Cette analyse confirme la tendance déjà observée, qui consiste à gommer la définition classique de la faute et à l’étendre hors de ses limites, dans l’intérêt des victimes.
C’est ce qui explique qu’une obligation de résultat, par essence inscrite dans le contrat et découlant uniquement de l’accord des parties, se transforme ainsi en obligation générale susceptible d’être invoquée par autrui.
S’il n’est pas tempéré, un tel principe pourrait avoir pour conséquence une réelle imprévisibilité pour les parties, des conséquences de leurs engagements contractuels.
La Cour de cassation réaffirme cependant à cet égard, comme elle l’avait déjà fait en 2006, l’importance de la notion de causalité, qui devient ainsi le seul critère pertinent pour apprécier le bien-fondé d’un recours :
« En réalité, l’arrêt rendu subordonne le succès de l’action en indemnisation du tiers à la preuve du lien de causalité qu’il incombe à celui-ci de rapporter entre le manquement contractuel qu’il demande de reconnaître et le préjudice dont il justifie ».

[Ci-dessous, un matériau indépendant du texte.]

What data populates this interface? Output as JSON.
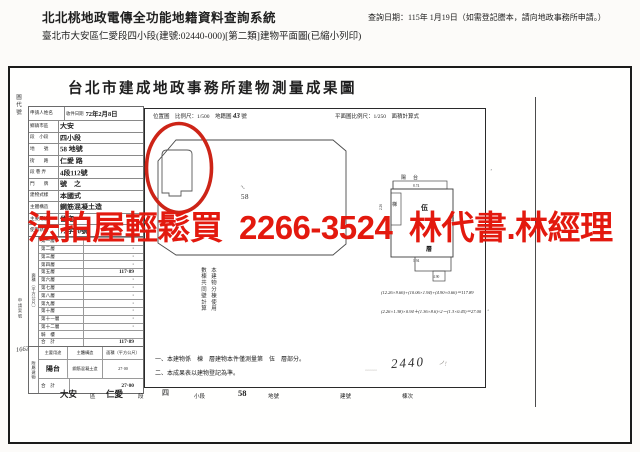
{
  "colors": {
    "ad_red": "#e3190e",
    "circle_red": "#cd2417",
    "ink": "#1f1f1f"
  },
  "header": {
    "system_title": "北北桃地政電傳全功能地籍資料查詢系統",
    "query_date": "查詢日期：115年 1月19日（如需登記謄本，請向地政事務所申請。）",
    "doc_line": "臺北市大安區仁愛段四小段(建號:02440-000)[第二類]建物平面圖(已縮小列印)"
  },
  "overlay": {
    "ad_text": "法拍屋輕鬆買 2266-3524 林代書.林經理"
  },
  "form": {
    "title": "台北市建成地政事務所建物測量成果圖",
    "side_label": "圖代號",
    "applicant_label": "申請人姓名",
    "receive": {
      "label": "收件日期",
      "value": "72年2月8日"
    },
    "location_rows": [
      {
        "label": "鄉鎮市區",
        "value": "大安"
      },
      {
        "label": "段　小段",
        "value": "四小段"
      },
      {
        "label": "地　　號",
        "value": "58 地號"
      },
      {
        "label": "街　　路",
        "value": "仁愛 路"
      },
      {
        "label": "段 巷 弄",
        "value": "4段112號"
      },
      {
        "label": "門　　牌",
        "value": "號　之"
      },
      {
        "label": "建物式樣",
        "value": "本國式"
      },
      {
        "label": "主體構造",
        "value": "鋼筋混凝土造"
      },
      {
        "label": "主要用途",
        "value": "住宅"
      },
      {
        "label": "使用執照",
        "value": "72字10號"
      }
    ],
    "area": {
      "side_label": "面積（平方公尺）",
      "case_label": "申請案號",
      "case_no": "1662",
      "floors": [
        {
          "label": "第一層",
          "value": "·"
        },
        {
          "label": "第二層",
          "value": "·"
        },
        {
          "label": "第三層",
          "value": "·"
        },
        {
          "label": "第四層",
          "value": "·"
        },
        {
          "label": "第五層",
          "value": "117·89"
        },
        {
          "label": "第六層",
          "value": "·"
        },
        {
          "label": "第七層",
          "value": "·"
        },
        {
          "label": "第八層",
          "value": "·"
        },
        {
          "label": "第九層",
          "value": "·"
        },
        {
          "label": "第十層",
          "value": "·"
        },
        {
          "label": "第十一層",
          "value": "·"
        },
        {
          "label": "第十二層",
          "value": "·"
        },
        {
          "label": "騎　樓",
          "value": ""
        },
        {
          "label": "合　計",
          "value": "117·89"
        }
      ]
    },
    "attachments": {
      "side_label": "附屬建物",
      "headers": [
        "主要用途",
        "主體構造",
        "面積（平方公尺）"
      ],
      "use": "陽台",
      "structure": "鋼筋混凝土造",
      "area_value": "27·00",
      "total_label": "合　計",
      "total_value": "27·00"
    },
    "bottom_strip": {
      "v1": "大安",
      "l1": "區",
      "v2": "仁愛",
      "l2": "段",
      "v3": "四",
      "l3": "小段",
      "v4": "58",
      "l4": "地號",
      "l5": "建號",
      "l6": "棟次"
    }
  },
  "plan": {
    "header_left": "位置圖　比例尺：1/500　地籍圖",
    "header_left_no": "43",
    "header_left_suffix": "號",
    "header_right": "平面圖比例尺：1/250　面積計算式",
    "parcel_no": "58",
    "parcel_tick": "〜",
    "labels": {
      "balcony": "陽台",
      "stair": "梯",
      "unit": "伍",
      "floor": "層"
    },
    "dims": {
      "d1": "8.74",
      "d2": "2.26",
      "d3": "10.06",
      "d4": "1.94",
      "d5": "4.90"
    },
    "calc1": "(12.26×9.66)+(10.06×1.94)+(4.90×0.66)＝117.89",
    "calc2": "(2.26×1.38)×0.94＋(1.36×8.6)÷2－(1.3×0.45)＝27.00",
    "vnote1": "本建物分棟使用",
    "vnote2": "數棟共同壁計算",
    "note1": "一、本建物係　棟　層建物本件僅測量第　伍　層部分。",
    "note2": "二、本成果表以建物登記為準。",
    "hand_no": "2440",
    "scribble1": "﹏﹏",
    "scribble2": "ノ!"
  }
}
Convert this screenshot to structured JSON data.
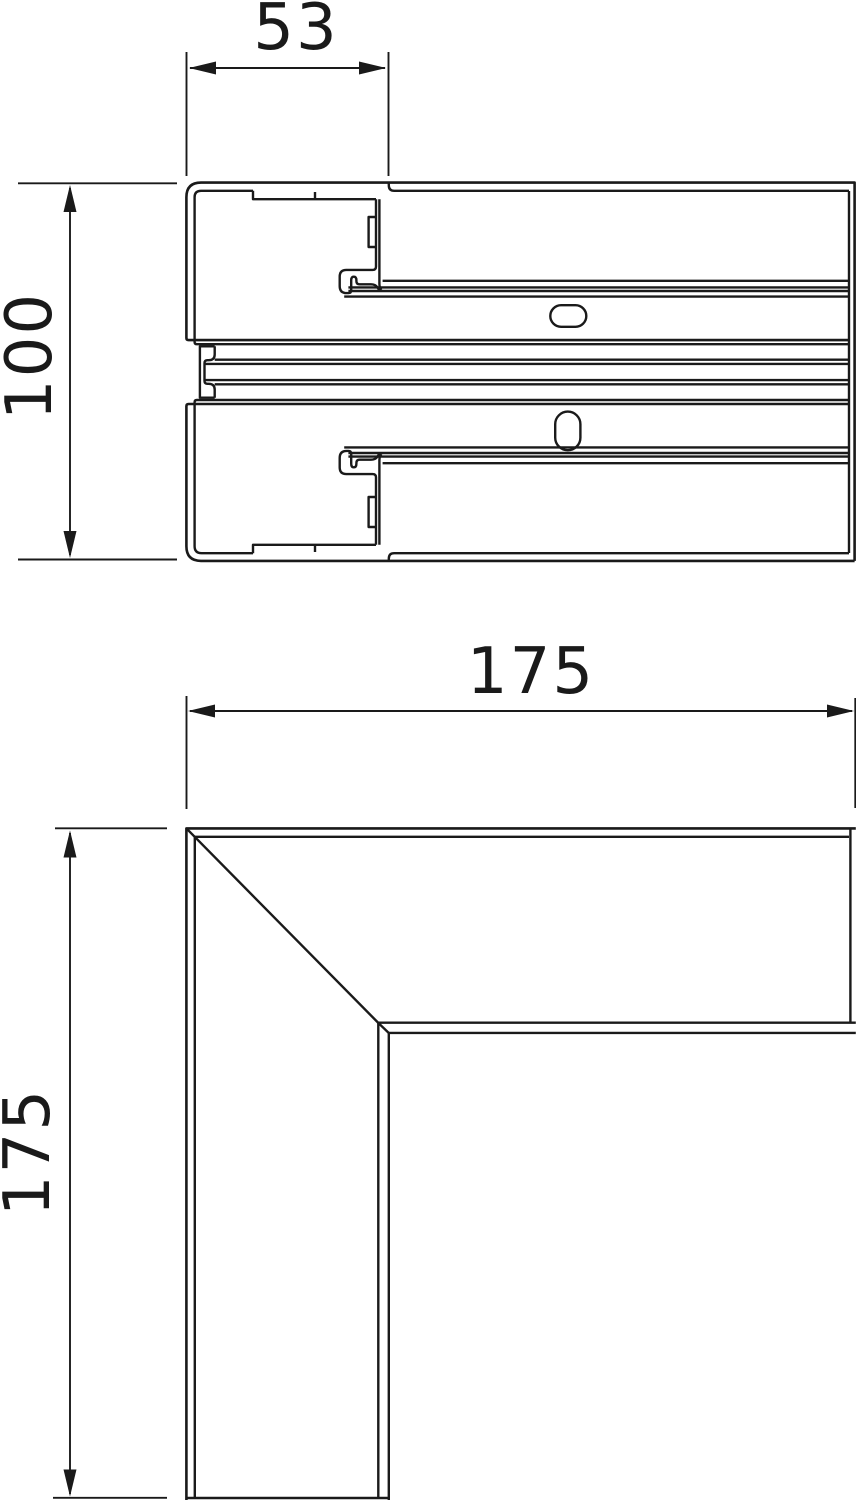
{
  "drawing": {
    "description": "Technical dimension drawing of a cable trunking: cross-section profile and flat corner piece",
    "line_color": "#1a1a1a",
    "background_color": "#ffffff",
    "profile_view": {
      "name": "trunking cross-section profile",
      "width_label": "53",
      "height_label": "100"
    },
    "corner_view": {
      "name": "flat angle corner piece",
      "width_label": "175",
      "height_label": "175"
    }
  }
}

Il est désormais clairement jugé que la distinction entre l’action en responsabilité contractuelle et délictuelle ne repose plus sur le fait générateur, qu’il soit fautif ou non, mais uniquement sur la démonstration d’un lien causalité direct et certain, qui de ce fait, doit se trouver au centre des débats judiciaires.
Il sera intéressant de voir si la solution ainsi donnée par la Cour de cassation, apparemment dictée par un souci de simplification et d’efficacité, sera reprise par le législateur dans le cadre de la réforme du droit de la responsabilité civile.